Cargo Insurance Calculator — Marine Freight Insurance Cost

Use our cargo insurance calculator to calculate cargo insurance premium for sea and air freight from China. Standard marine insurance covers CIF value + 10%.

Updated: 2026-04-13
Planning Reference
Benchmarks Last Reviewed April 2026
Reference Basis

Based on benchmark lane pricing, common port charges, and route assumptions rather than live carrier or forwarder quotes.

Planning Note

Freight moves quickly with seasonality, fuel, capacity, and route disruption. Treat these as planning benchmarks, not guaranteed quotes.

Primary opportunity

cargo insurance calculator
Medium SERP difficulty

Calculator
Commercial invoice value of your goods.
Typical cargo insurance rate: 0.3–0.6% of insured value. All-risk policy recommended.

Cargo insurance is the cheapest risk management tool available to importers — and the most commonly skipped. At 0.35–0.5% of the shipment value, the premium is far less than the deductible on any business insurance policy, yet it protects your entire inventory investment from origin factory to your warehouse door.

What Carrier Liability Actually Covers (Spoiler: Very Little)

Carriers are protected by international conventions that cap their liability far below actual cargo value:

Convention Applies To Liability Limit per Package
COGSA (US sea freight) US imports by sea $500 per package
Hague-Visby Rules (UK/EU) Most sea freight SDR 666.67 per package
Montreal Convention International air SDR 22/kg actual weight
Road: CMR Convention Truck transport SDR 8.33/kg gross weight

Real example: A $30,000 electronics shipment in 20 cartons. COGSA liability cap: 20 × $500 = $10,000. If the ship sinks, you recover $10,000 on a $30,000 loss — and that's before the carrier's lawyers argue "improper packing" to reduce it further.

Insurance Cost by Commodity and Coverage Level

Commodity Type ICC (C) ICC (B) ICC (A)
General manufactured goods 0.20–0.30% 0.25–0.40% 0.35–0.55%
Electronics and tech goods 0.30–0.50% 0.40–0.65% 0.50–0.80%
Furniture and wood goods 0.20–0.35% 0.25–0.45% 0.35–0.60%
Glass, ceramics, fragile 0.50–0.80% 0.65–1.00% 0.80–1.30%
Textiles and clothing 0.20–0.35% 0.25–0.40% 0.30–0.50%
Machinery and equipment 0.25–0.40% 0.30–0.50% 0.40–0.65%
Food and perishables 0.60–1.00% 0.80–1.30% 1.00–1.80%

Worked Example: $25,000 Shipment of Electronics

CIF value: $25,000
Coverage: ICC(A) at 0.60% of CIF + 10% uplift

Insured value = $25,000 × 1.10 = $27,500
Premium = $27,500 × 0.60% = $165

For $165, you protect $27,500 of electronics against:

  • Total loss (shipment sunk, stolen, burned)
  • Partial loss (water damage, container damage)
  • General average (ship incident where all cargo owners share costs)
  • Theft during transit

General average alone can cost thousands even if your cargo is undamaged — if the ship has a casualty, all cargo owners contribute proportionally. Without insurance, you pay this out of pocket and your cargo is held until payment.

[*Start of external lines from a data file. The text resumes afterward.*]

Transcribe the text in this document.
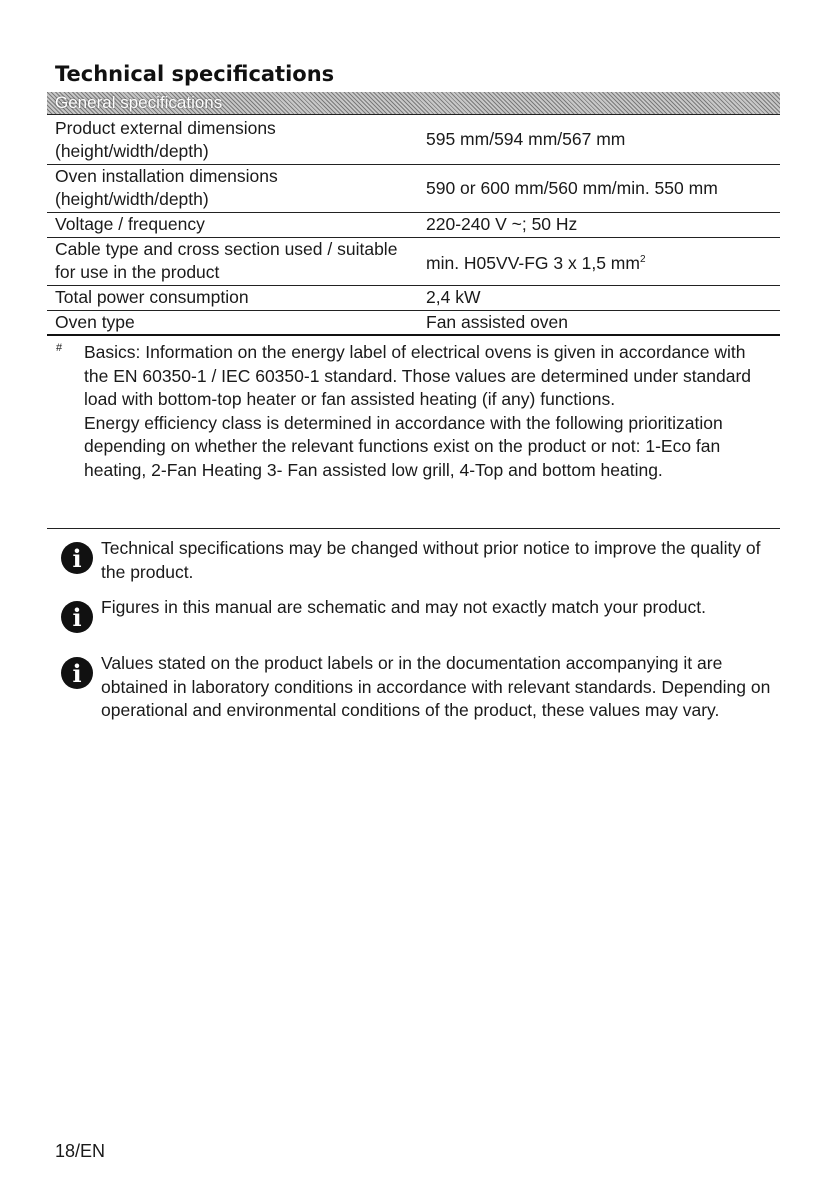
Technical specifications
General specifications
Product external dimensions (height/width/depth)	595 mm/594 mm/567 mm
Oven installation dimensions (height/width/depth)	590 or 600 mm/560 mm/min. 550 mm
Voltage / frequency	220-240 V ~; 50 Hz
Cable type and cross section used / suitable for use in the product	min. H05VV-FG 3 x 1,5 $mm^2$
Total power consumption	2,4 kW
Oven type	Fan assisted oven
# Basics: Information on the energy label of electrical ovens is given in accordance with the EN 60350-1 / IEC 60350-1 standard. Those values are determined under standard load with bottom-top heater or fan assisted heating (if any) functions.

Energy efficiency class is determined in accordance with the following prioritization depending on whether the relevant functions exist on the product or not: 1-Eco fan heating, 2-Fan Heating 3- Fan assisted low grill, 4-Top and bottom heating.

i Technical specifications may be changed without prior notice to improve the quality of the product.
i Figures in this manual are schematic and may not exactly match your product.
i Values stated on the product labels or in the documentation accompanying it are obtained in laboratory conditions in accordance with relevant standards. Depending on operational and environmental conditions of the product, these values may vary.
18/EN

Open Cargo Policy vs Per-Shipment Insurance

Per-Shipment Coverage Open Cargo Policy
Cost Higher per shipment Lower (volume discount)
Flexibility Cover only when needed Automatic, all shipments
Administration Arrange each shipment Declare shipments periodically
Suitable for <6 shipments/year 6+ shipments/year
Typical threshold Any volume $500,000+/year insured value

For importers doing 10+ shipments per year, an open cargo policy with a specialist marine insurer saves 20–40% vs per-shipment cover.

Tips for China Importers

  1. Get 3 freight forwarder quotes for every shipment. Rates for the same lane can vary 20–35% between forwarders. Never book with the first quote you receive.
  2. Know your LCL vs FCL crossover point. For most lanes, FCL 20ft becomes cheaper than LCL around 15 CBM. At 20+ CBM, FCL almost always wins on cost and transit time.
  3. Book 4–6 weeks ahead during peak season (July–October). Spot rates spike 30–50% during peak season. Pre-booking or securing a contract rate with your forwarder saves significantly.
  4. Negotiate free days at the destination port. Standard is 5 free days before demurrage kicks in. Push for 7 days — most forwarders will accommodate regular shippers.
  5. Always insure your cargo. Marine cargo insurance costs 0.3–0.5% of CIF value. One damaged container without insurance can wipe out months of profit. Never skip it.